On the other hand, even gentle movement gets your blood flowing and increases your heart rate and breathing, which helps your lungs. Exercise is great, of course, and it’s ideal if you could work out and move your body throughout the day. But if you can’t do anything more strenuous, taking regular breaks from sitting is very valuable.
The Walking Meeting: If you have an office job, go for a walk with your colleagues. Bring a small notebook or just dictate notes into your phone. As a bonus, movement causes increased blood flow to the brain, so you may find it easier to concentrate and think during a walking meeting — especially compared with a crowded office with too little oxygen.
The Five-Minute Restart: If you’re desk-bound, get up and walk around for five to seven minutes every hour. Refill your water glass, walk up and down the stairs or just circle around the office. Taking a short walk before lunch helps your digestion.
The Desk Jock: If walking breaks aren’t an option, at the very least you can raise yourself up several times in a row from your chair. Or stand behind your chair, hold on to the edge and bend your knees in a series of squats. Stretch your neck from side to side and shrug your shoulders.
Studies show most people think they move much more than they do.
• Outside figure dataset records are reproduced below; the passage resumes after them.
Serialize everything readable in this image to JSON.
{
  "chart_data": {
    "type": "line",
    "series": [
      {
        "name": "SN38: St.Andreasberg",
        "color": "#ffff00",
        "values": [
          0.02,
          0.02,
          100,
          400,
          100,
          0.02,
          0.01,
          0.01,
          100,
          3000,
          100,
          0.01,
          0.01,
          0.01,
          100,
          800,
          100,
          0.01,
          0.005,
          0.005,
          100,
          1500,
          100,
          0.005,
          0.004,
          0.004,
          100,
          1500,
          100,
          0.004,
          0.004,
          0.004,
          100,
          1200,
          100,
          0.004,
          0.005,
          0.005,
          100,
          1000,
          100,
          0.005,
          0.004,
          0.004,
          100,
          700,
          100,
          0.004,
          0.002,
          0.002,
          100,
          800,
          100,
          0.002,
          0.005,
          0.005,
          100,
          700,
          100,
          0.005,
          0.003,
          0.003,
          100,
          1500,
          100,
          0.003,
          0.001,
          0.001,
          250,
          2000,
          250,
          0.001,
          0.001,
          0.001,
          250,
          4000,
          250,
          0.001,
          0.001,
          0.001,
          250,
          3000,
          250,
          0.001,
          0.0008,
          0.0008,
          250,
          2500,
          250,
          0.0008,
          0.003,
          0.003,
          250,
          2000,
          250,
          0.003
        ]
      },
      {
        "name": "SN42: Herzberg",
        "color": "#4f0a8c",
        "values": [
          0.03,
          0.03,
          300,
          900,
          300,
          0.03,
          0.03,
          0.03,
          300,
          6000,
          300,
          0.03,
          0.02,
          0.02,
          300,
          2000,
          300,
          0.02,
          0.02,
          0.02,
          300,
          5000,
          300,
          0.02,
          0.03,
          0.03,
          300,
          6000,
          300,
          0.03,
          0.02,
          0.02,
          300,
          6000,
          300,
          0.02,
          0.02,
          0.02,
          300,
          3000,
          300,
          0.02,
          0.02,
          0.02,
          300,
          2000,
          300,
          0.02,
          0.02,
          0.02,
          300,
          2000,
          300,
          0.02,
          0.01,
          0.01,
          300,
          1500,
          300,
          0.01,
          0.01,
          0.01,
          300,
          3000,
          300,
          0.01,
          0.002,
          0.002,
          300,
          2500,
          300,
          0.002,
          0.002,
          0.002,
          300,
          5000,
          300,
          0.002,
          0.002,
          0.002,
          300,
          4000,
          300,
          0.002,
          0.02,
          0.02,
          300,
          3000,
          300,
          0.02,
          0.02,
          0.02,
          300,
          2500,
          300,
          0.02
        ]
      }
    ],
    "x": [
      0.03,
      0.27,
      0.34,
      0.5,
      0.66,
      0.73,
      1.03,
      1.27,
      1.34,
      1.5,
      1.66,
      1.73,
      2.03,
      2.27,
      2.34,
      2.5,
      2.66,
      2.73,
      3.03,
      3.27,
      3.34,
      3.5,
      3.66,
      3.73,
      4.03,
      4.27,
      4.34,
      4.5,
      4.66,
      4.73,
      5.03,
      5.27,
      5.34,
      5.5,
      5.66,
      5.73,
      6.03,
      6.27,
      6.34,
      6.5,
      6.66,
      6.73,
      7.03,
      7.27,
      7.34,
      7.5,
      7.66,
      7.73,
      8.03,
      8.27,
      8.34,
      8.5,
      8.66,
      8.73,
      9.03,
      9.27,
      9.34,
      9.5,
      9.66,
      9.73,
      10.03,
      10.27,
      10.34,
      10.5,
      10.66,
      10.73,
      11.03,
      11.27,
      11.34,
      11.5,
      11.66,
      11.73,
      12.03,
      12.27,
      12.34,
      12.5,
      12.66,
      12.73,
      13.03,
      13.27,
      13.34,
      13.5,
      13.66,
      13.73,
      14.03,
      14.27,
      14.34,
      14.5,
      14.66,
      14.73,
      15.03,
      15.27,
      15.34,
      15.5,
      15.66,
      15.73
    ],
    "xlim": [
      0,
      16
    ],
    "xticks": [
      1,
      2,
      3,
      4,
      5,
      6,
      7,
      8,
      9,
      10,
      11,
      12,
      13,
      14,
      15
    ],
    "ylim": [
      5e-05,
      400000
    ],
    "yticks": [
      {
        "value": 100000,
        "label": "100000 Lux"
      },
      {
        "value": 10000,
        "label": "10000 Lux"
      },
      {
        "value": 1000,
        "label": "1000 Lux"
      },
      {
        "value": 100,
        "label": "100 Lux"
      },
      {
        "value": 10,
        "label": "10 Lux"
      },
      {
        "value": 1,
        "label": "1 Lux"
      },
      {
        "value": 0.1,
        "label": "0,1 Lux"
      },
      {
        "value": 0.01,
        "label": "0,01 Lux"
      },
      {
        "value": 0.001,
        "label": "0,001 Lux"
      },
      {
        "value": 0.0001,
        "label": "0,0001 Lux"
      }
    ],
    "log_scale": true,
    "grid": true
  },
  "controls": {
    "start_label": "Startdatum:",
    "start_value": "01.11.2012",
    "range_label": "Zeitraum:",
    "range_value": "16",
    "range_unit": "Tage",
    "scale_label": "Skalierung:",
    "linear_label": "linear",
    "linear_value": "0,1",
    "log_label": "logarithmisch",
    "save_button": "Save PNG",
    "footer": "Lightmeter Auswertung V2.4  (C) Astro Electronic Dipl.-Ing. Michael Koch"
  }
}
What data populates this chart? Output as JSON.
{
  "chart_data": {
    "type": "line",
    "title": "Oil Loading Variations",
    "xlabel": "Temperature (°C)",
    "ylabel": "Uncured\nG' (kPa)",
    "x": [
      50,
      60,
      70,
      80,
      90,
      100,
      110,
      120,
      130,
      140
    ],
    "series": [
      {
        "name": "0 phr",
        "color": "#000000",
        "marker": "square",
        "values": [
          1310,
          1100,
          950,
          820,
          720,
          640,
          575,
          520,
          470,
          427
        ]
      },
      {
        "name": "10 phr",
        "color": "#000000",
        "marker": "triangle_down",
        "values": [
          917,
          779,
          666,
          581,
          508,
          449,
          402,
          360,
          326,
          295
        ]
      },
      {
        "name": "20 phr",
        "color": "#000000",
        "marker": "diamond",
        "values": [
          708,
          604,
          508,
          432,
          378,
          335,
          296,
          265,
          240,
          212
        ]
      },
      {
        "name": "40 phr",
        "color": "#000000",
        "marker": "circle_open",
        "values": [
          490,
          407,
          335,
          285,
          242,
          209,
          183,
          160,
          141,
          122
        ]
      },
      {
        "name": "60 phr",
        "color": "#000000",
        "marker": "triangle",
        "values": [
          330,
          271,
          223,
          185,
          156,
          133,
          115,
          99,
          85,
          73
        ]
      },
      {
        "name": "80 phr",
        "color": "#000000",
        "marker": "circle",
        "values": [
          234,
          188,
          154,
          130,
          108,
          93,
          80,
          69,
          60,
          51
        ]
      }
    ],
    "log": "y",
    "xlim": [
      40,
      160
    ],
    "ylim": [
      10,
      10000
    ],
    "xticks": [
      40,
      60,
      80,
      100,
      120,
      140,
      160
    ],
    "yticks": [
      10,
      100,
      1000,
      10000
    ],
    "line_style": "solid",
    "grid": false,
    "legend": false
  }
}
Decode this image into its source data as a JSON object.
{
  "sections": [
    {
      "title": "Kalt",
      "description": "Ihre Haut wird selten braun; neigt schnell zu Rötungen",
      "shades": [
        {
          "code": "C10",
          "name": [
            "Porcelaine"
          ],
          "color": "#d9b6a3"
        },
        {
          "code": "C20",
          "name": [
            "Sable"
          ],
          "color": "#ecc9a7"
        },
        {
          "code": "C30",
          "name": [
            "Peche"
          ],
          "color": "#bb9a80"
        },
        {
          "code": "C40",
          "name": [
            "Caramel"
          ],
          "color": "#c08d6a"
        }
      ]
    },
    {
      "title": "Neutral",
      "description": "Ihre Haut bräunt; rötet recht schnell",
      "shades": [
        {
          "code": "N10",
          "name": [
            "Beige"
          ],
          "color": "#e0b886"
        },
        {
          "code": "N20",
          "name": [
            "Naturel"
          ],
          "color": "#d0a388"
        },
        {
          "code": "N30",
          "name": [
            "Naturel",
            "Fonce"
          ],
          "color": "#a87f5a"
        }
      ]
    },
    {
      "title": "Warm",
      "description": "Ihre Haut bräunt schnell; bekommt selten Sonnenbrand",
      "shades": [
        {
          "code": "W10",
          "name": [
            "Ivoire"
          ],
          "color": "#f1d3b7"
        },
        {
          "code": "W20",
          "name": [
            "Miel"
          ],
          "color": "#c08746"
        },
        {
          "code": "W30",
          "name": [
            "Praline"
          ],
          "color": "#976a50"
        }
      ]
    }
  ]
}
A good goal is to walk 10,000 steps a day — not all at once, but throughout the day. That’s the equivalent of about eight kilometers, which may sound daunting, but the average person walks more than half that distance in a typical day. Taking a five-minute walking break every hour of your work day would add several thousand steps to your daily total. Add in a stroll before lunch and after dinner, and you’re almost there. No gym membership required!
If you’re considering moving more, the hardest part is sticking with it long enough to develop the habit. Find little ways to reward yourself for your efforts in those crucial first few weeks and keep reminding yourself that it will get easier. Eventually, you will come to enjoy adding more movement to your life.